Но все спасал Ичан своим счастливым характером и своим ленивым, умиротворяющим жестом. Он словно бы мягким прикосновением руки все сглаживал и решал без труда все вопросы с позиций какой-то высшей, ясной несущественности. Неприятные повороты реальной жизни толковал и сопровождал своими беззаботными, незавершенными изречениями: «Да все это, знаешь…», «Не тревожься, дай только бог здоровья — и всего найдется». Что заключалось в этом его «знаешь» и когда и кому «найдется» — оставалось неразъясненным, но именно в этом и заключалась широкая умиротворяющая благостность его слов. Он смягчал любую ситуацию самим своим присутствием, подобно тому как близость моря смягчает и жару, и лютые морозы. Особенно мил и расположен он бывал немного подвыпив, он стучался тогда вечером в дверь к Доннерам и разговаривал с Эрнесто и шьором Карло до поздней ночи. А когда уходил, они всякий раз комментировали:
— Воистину хороший человек!
С другой стороны, шьор Карло мало-помалу и у крестьян приобрел уважение и симпатию, и они считали его главой и старейшиной всех беженцев.
— А ей-богу, душевный он мужик, по человечеству мужик! — так отзывался о нем старый Глича в каждом случае.

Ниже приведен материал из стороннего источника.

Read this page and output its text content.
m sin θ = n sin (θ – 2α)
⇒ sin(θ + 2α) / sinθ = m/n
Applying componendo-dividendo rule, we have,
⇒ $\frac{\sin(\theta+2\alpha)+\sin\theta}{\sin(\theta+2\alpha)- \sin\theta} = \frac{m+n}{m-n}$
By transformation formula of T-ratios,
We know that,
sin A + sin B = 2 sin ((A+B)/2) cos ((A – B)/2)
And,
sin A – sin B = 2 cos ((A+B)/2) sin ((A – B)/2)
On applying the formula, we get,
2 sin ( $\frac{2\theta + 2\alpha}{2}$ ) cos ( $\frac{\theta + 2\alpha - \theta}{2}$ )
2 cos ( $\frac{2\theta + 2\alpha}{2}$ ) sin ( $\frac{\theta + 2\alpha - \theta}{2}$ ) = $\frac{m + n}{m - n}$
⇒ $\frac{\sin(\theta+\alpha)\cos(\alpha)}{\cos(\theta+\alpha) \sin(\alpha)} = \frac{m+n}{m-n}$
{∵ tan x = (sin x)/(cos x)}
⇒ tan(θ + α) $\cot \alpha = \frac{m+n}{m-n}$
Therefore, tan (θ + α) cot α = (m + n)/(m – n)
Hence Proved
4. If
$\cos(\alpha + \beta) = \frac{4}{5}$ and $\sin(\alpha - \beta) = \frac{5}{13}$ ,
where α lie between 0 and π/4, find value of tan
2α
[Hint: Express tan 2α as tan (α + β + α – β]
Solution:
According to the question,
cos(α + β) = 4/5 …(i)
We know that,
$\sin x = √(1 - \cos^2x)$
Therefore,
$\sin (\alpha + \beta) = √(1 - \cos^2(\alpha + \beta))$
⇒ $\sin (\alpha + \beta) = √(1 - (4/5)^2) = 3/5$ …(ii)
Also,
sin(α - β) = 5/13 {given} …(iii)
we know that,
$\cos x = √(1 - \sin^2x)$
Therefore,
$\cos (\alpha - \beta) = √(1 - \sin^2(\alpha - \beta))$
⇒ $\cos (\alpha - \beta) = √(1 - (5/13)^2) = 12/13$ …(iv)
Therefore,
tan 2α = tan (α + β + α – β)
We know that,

И пока горожане оставались у Ичана, у него не возникало перебоев с куревом, а Мигуду доставались не только помои, но и водянистый горошек, и зачервивевшие макароны, а такие частенько оказывались в пайках, получаемых из города. Даже Анита с Линой большую часть отбросов тайком приносили Мигуду, тем самым, с некоторыми, правда, угрызениями совести, сокращая долю поросенка, принадлежавшего вдове Калапач. А Ичан, со своей стороны, возвращал чем мог, и в минуту душевной растроганности, сообщая о том, «чем расплатится Мигуд», неизменно заканчивал: «Ну вот, ежели господь даст, найдется окорочек и для Капелюшечки!»
XXII
Аниту беспокоила Лина. Девушке было скучно. Она бродила по селу, от одного знакомого дома к другому, в поисках каких-нибудь развлечений. Или, бросившись на постель, лежала часами, неподвижно глядя на закопченный потолок и фантазируя. А затем вдруг вскакивала, подхваченная очередным приступом жажды деятельности, и вновь угасала со своими неосуществленными замыслами и бесполезной активностью. Поводы для тревоги давало и состояние ее хрупкого здоровья.
Тревоги Аниты стали тревогами всей «группы Ичана». Они с радостью искали любого повода, чтобы развлечь девушку. Поэтому как-то в воскресенье, уступая ее просьбам и вопреки собственным желаниям, они согласились подняться в верхнее село, где жили Видошичи. А придя туда, узнали, что уже неделю назад те уехали в Италию.
Домой возвращались угнетенными.
— Только представьте себе, никому не сказали, ни с кем не простились!